“He who thus considers things in their first growth and origin … will obtain the clearest view of them.” (Politics by Aristotle, 350 BCE)
In the last several years, our understanding of the biological causes of neurodevelopmental disorders (NDDs) has accelerated dramatically, driven by advances in human genomics. However, finding cures has been challenging, largely because studies of postmortem human brain provide only a static view of neurodevelopmental events, and to date, brain imaging approaches have allowed for a low-resolution understanding of brain functionality. In addition, large structural rearrangements and polygenic states associated with NDDs pathogenesis cannot be engineered into animal models, and therapeutics that show promise in commonly used research animals fail to reproduce the predicted beneficial effects when tested in humans with mental disease.
Unlocking the incredible complexity of the human brain is only possible when its emergent properties can be direcly perturbed in experimental systems amenable to manipulation, phenotyping and high-throughput analysis.

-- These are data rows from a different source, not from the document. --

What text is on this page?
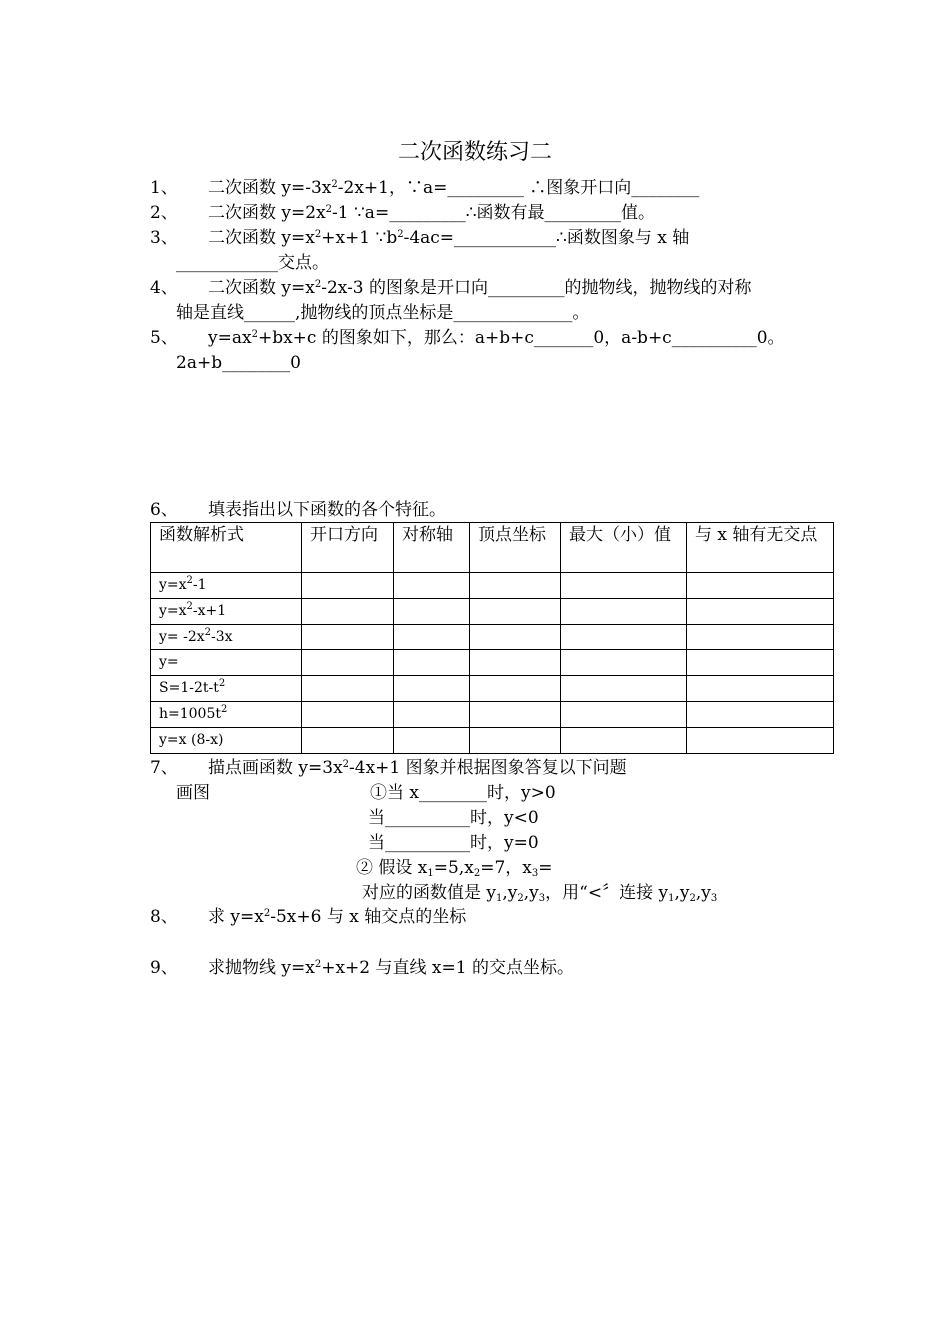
二次函数练习二
1、 二次函数 $y=-3x^2-2x+1$，∵a=_________ ∴图象开口向________
2、 二次函数 $y=2x^2-1$ ∵a=_________∴函数有最_________值。
3、 二次函数 $y=x^2+x+1$ $\because b^2-4ac=\_\_\_\_\_\_\_\_\_\_\_\_\therefore$函数图象与 x 轴
____________交点。
4、 二次函数 $y=x^2-2x-3$ 的图象是开口向_________的抛物线，抛物线的对称
轴是直线______,抛物线的顶点坐标是______________。
5、 $y=ax^2+bx+c$ 的图象如下，那么：a+b+c_______0，a-b+c__________0。
2a+b________0
6、 填表指出以下函数的各个特征。
函数解析式	开口方向	对称轴	顶点坐标	最大（小）值	与 x 轴有无交点
$y=x^2-1$					
$y=x^2-x+1$					
$y= -2x^2-3x$					
y=					
$S=1-2t-t^2$					
$h=1005t^2$					
y=x (8-x)					
7、 描点画函数 $y=3x^2-4x+1$ 图象并根据图象答复以下问题
画图	①当 x________时，y>0
当__________时，y<0
当__________时，y=0
② 假设 $x_1=5,x_2=7$，$x_3=$
对应的函数值是 $y_1,y_2,y_3$，用“<〞连接 $y_1,y_2,y_3$
8、 求 $y=x^2-5x+6$ 与 x 轴交点的坐标
9、 求抛物线 $y=x^2+x+2$ 与直线 x=1 的交点坐标。
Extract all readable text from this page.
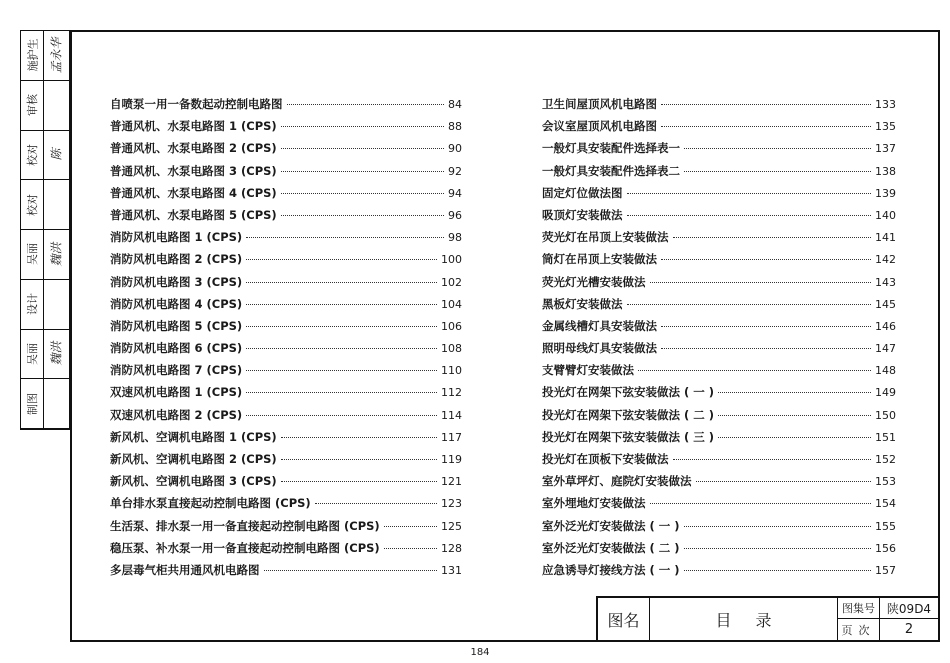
施护生 孟永华
审核
校对 陈
校对
吴丽 魏洪
设计
吴丽 魏洪
制图
自喷泵一用一备数起动控制电路图	84
普通风机、水泵电路图 1 (CPS)	88
普通风机、水泵电路图 2 (CPS)	90
普通风机、水泵电路图 3 (CPS)	92
普通风机、水泵电路图 4 (CPS)	94
普通风机、水泵电路图 5 (CPS)	96
消防风机电路图 1 (CPS)	98
消防风机电路图 2 (CPS)	100
消防风机电路图 3 (CPS)	102
消防风机电路图 4 (CPS)	104
消防风机电路图 5 (CPS)	106
消防风机电路图 6 (CPS)	108
消防风机电路图 7 (CPS)	110
双速风机电路图 1 (CPS)	112
双速风机电路图 2 (CPS)	114
新风机、空调机电路图 1 (CPS)	117
新风机、空调机电路图 2 (CPS)	119
新风机、空调机电路图 3 (CPS)	121
单台排水泵直接起动控制电路图 (CPS)	123
生活泵、排水泵一用一备直接起动控制电路图 (CPS)	125
稳压泵、补水泵一用一备直接起动控制电路图 (CPS)	128
多层毒气柜共用通风机电路图	131
卫生间屋顶风机电路图	133
会议室屋顶风机电路图	135
一般灯具安装配件选择表一	137
一般灯具安装配件选择表二	138
固定灯位做法图	139
吸顶灯安装做法	140
荧光灯在吊顶上安装做法	141
筒灯在吊顶上安装做法	142
荧光灯光槽安装做法	143
黑板灯安装做法	145
金属线槽灯具安装做法	146
照明母线灯具安装做法	147
支臂臂灯安装做法	148
投光灯在网架下弦安装做法 ( 一 )	149
投光灯在网架下弦安装做法 ( 二 )	150
投光灯在网架下弦安装做法 ( 三 )	151
投光灯在顶板下安装做法	152
室外草坪灯、庭院灯安装做法	153
室外埋地灯安装做法	154
室外泛光灯安装做法 ( 一 )	155
室外泛光灯安装做法 ( 二 )	156
应急诱导灯接线方法 ( 一 )	157
图名	目录
图集号 陕09D4
页次	2
184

The goal of our lab is to improve emerging brain-region specific models of the human brain, including pluripotent stem cell derived 3D organoids and human chimeric mice, and to combine them with large-scale single-cell omics technologies to:
- study how cell-cell interactions affect the establishment of functional circuits during human brain development;
- investigate how perturbation of neuronal activity affects cell-cell and cell-extracellular matrix interactions in distinct neural subtypes;
- understand how cell-type-specific cellular programs that control activity-dependent cell-cell interactions are disrupted in NDDs; and
- explore the potential neurodevelopmental origins of neurodegenerative disorders focusing on the selective vulnerability of distinct neural cell types.